Die dem Kläger zu erstattende Kostenpauschale beträgt nach der ständigen Rechtsprechung der mit Verkehrsunfallsachen betrauten Senate des Kammergerichts 20 €.
Der dem Geschädigten gemäß § 249 Abs. 2 Satz 1 BGB zustehende Schadensersatzanspruch umfasst grundsätzlich auch den Ersatz der durch das Schadensereignis erforderlich gewordenen Rechtsverfolgungskosten (std. Rspr., z. B. BGH NJW 2017, 3588). Dazu gehören insbesondere die ihm entstandenen vorgerichtlichen Anwaltskosten. Deren Erstattung kann der Geschädigte vom Schädiger grundsätzlich aber nur insoweit verlangen, als seine Forderung diesem gegenüber auch objektiv berechtigt ist. Verlangt der Geschädigte vom Schädiger daher im Rahmen seiner ihm durch § 249 Abs. 2 Satz 1 BGB eingeräumten Ersetzungsbefugnis den Wiederbeschaffungsaufwand (Wiederbeschaffungswert abzüglich Restwert) für ein beschädigtes Fahrzeug, dann richtet sich der für den Anspruch auf Ersatz vorgerichtlicher Rechtsanwaltskosten maßgebliche Gegenstandswert nach diesem Wiederbeschaffungsaufwand und nicht nach dem ungekürzten Wiederbeschaffungswert (BGH a.a.O.).

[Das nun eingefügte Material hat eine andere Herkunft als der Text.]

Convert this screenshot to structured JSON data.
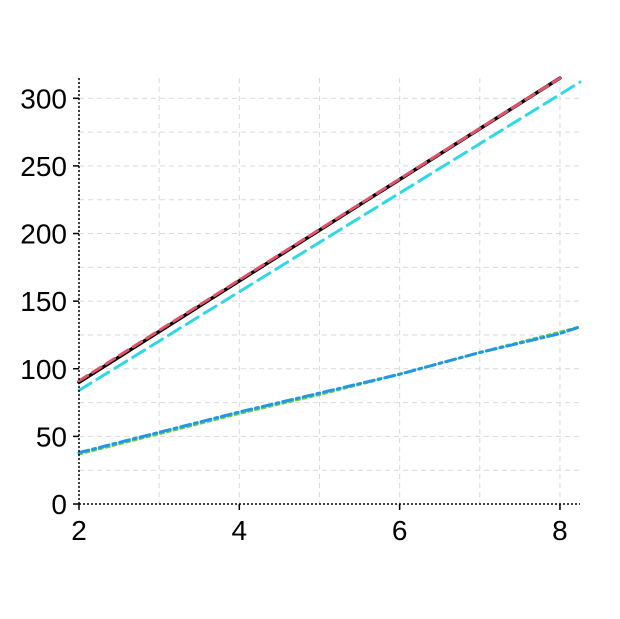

Hier bestimmt sich daher der Kostenerstattungsanspruch für die entstandene Gebühr nach Nr. 2300 VV-RVG nach einem Wert von bis zu 6000 €. Diese beläuft sich nach dem abgerechneten und weder angegriffen noch zu beanstandenden Gebührensatz von 1,3 auf 460,20 € zzgl. Auslagenpauschale und 91,24 € Mehrwertsteuer, insgesamt damit auf 571,44 €.
Die Kostenentscheidung beruht auf §§ 91, 96, 92 Abs. 1 ZPO.
Die Kosten des vom Senat eingeholten Sachverständigengutachtens sind allein dem Beklagten zu 1 aufzuerlegen. Gemäß § 96 ZPO können die Kosten eines ohne Erfolg gebliebenen Angriffs- oder Verteidigungsmittels der Partei auferlegt werden, die es geltend gemacht hat, auch wenn sie in der Hauptsache (teilweise) obsiegt. Das Sachverständigengutachten hat eindeutig ergeben, dass der Sachvortrag des Beklagten zu 1 sowie seine Angaben in seiner persönlichen Anhörung vor dem Landgericht (sowie im Rahmen der polizeilichen Unfallaufnahme) zu seinem vorkollisionären Fahrverhalten falsch waren („beweissicher widerlegt“ nach der Formulierung des Sachverständigen). Angesichts dessen ist es nicht gerechtfertigt, den Kläger über die – aufgrund der nur zum Teil gerechtfertigten Schadenshöhe zu bildenden – Kostenquote an den Kosten des Sachverständigengutachtens zu beteiligen, die allein durch die falschen Angaben des Beklagten zu 1 erforderlich geworden sind. Damit wird dem Sanktionscharakter von § 96 ZPO sowie dem darin zum Ausdruck kommenden Veranlasserprinzip (vgl. dazu BGH NJW 2019, 2464) sachgerecht Rechnung getragen. Eine Auferlegung dieser Kosten auch auf die Beklagte zu 2 ist hingegen aus den vorgenannten Gründen nicht gerechtfertigt, da diese von dem Unfallgeschehen keine eigene, sondern nur von dem Beklagten zu 1 vermittelte Kenntnis hatte.
Der Ausspruch über die vorläufige Vollstreckbarkeit folgt aus §§ 708 Nr. 10, 711, 713 ZPO.